Burying the Dead During Advent: Asking “How” & Not “Why”

“When I closed the eyes of my dear little children and buried them, I felt sorrow through and through… People said to me, ‘It would be better to never have had them.’ I couldn’t stand such language. My children were not lost forever; life is short and full of miseries, and we shall find our little ones up above again.”

St. Zellie Martin

After a very risky and complicated identical twin pregnancy, my family and loved ones buried my niece Isabella born to heaven at 25 weeks. There are no pictures or videos of her funeral, but the memories and emotions are seared forever in my heart and mind. There are few words to adequately describe witnessing your eldest brother carry a tiny white casket out of the Chapel after his daughter’s funeral Mass or watch him place her int he ground. Or hold your niece and godchild for minutes while she cries into your wool coat. Or tell your teary eyed and recovering sister-in-law, “I’m so grateful you’re here, and I don’t take that for granted.” We could have experienced a double to triple funeral. And there is still the hopeful but unknown future for her sister Sara.

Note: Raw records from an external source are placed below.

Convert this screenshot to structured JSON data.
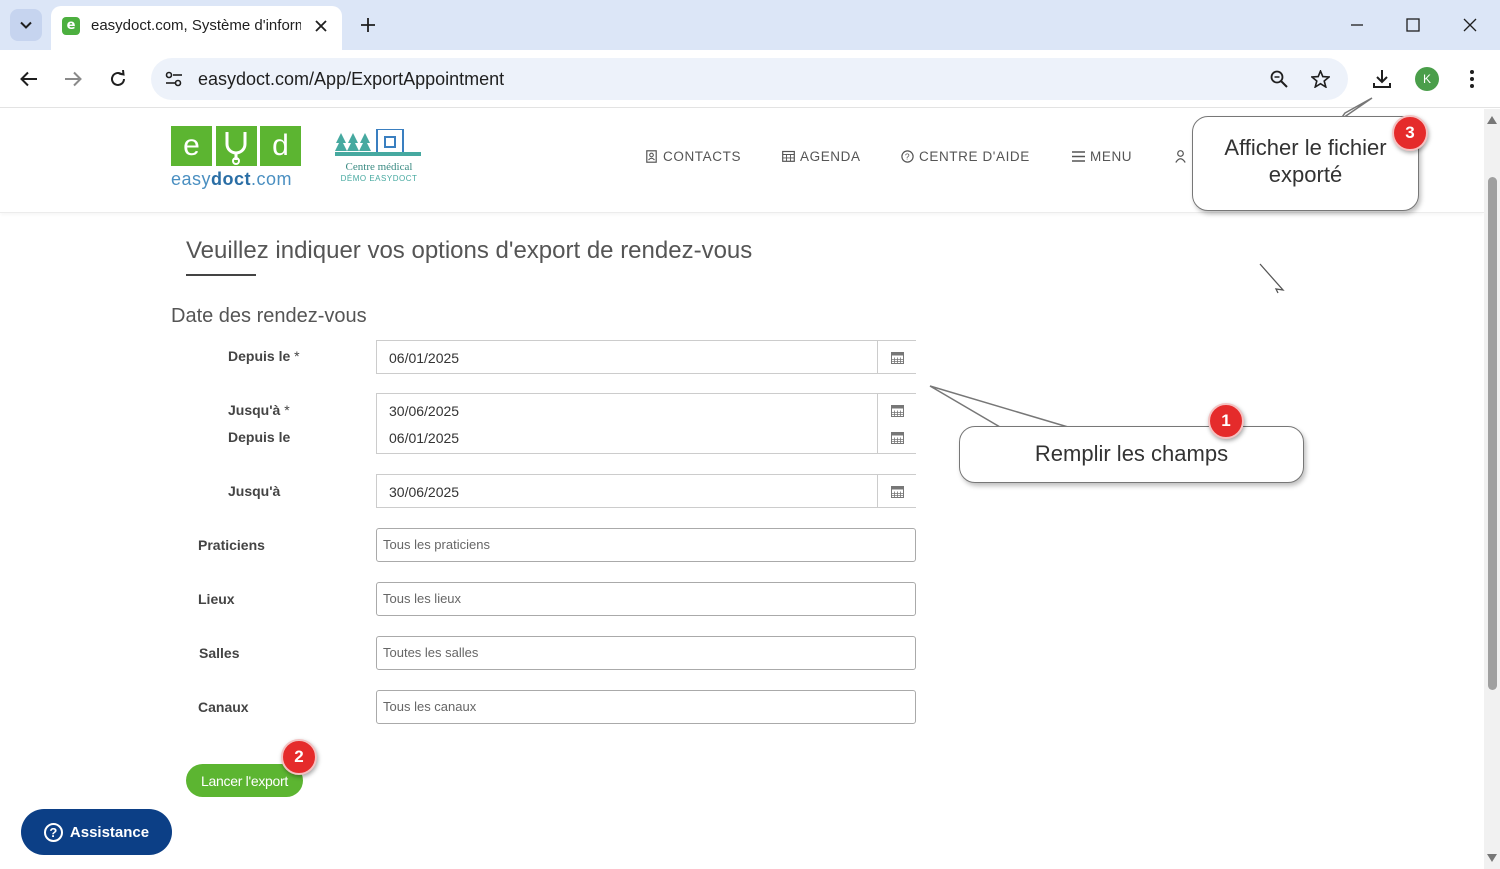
{
  "browser": {
    "tab_title": "easydoct.com, Système d'information",
    "favicon_letter": "e",
    "url": "easydoct.com/App/ExportAppointment",
    "profile_initial": "K"
  },
  "site": {
    "logo": {
      "e": "e",
      "d": "d",
      "name_light_1": "easy",
      "name_bold": "doct",
      "name_light_2": ".com"
    },
    "centre_logo": {
      "title": "Centre médical",
      "subtitle": "DÉMO EASYDOCT"
    },
    "nav": {
      "contacts": "CONTACTS",
      "agenda": "AGENDA",
      "help": "CENTRE D'AIDE",
      "menu": "MENU"
    }
  },
  "form": {
    "page_title": "Veuillez indiquer vos options d'export de rendez-vous",
    "section_title": "Date des rendez-vous",
    "required_marker": "*",
    "from_label": "Depuis le",
    "to_label": "Jusqu'à",
    "from_value": "06/01/2025",
    "to_value": "30/06/2025",
    "practitioners_label": "Praticiens",
    "practitioners_placeholder": "Tous les praticiens",
    "places_label": "Lieux",
    "places_placeholder": "Tous les lieux",
    "rooms_label": "Salles",
    "rooms_placeholder": "Toutes les salles",
    "channels_label": "Canaux",
    "channels_placeholder": "Tous les canaux",
    "export_button": "Lancer l'export",
    "assistance_button": "Assistance"
  },
  "annotations": {
    "callout_1": "Remplir les champs",
    "callout_3_line1": "Afficher le fichier",
    "callout_3_line2": "exporté",
    "badge_1": "1",
    "badge_2": "2",
    "badge_3": "3",
    "badge_color": "#e52b2b"
  },
  "colors": {
    "brand_green": "#5cb531",
    "assist_blue": "#0c3f86",
    "logo_blue": "#4a8fc1"
  }
}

We did this together as a family and faith community. Withing the sacraments, we commended and entrusted this beautiful, precious girl to God. I’ve learned through the years not to ask “why” anymore but “how.” How has this child transformed our lives? How has this child reflected God? How have I responded to this gift? How can I act with compassion? Am I grateful for this life? Am I open to this life? Am I open to love- the love of a child? Yes.

Dear, Isabella, Aunt Hannah loves you and misses you. Your entire family loves and misses you. I hope to join you in Heaven someday. Requiem Aeternam, baby girl.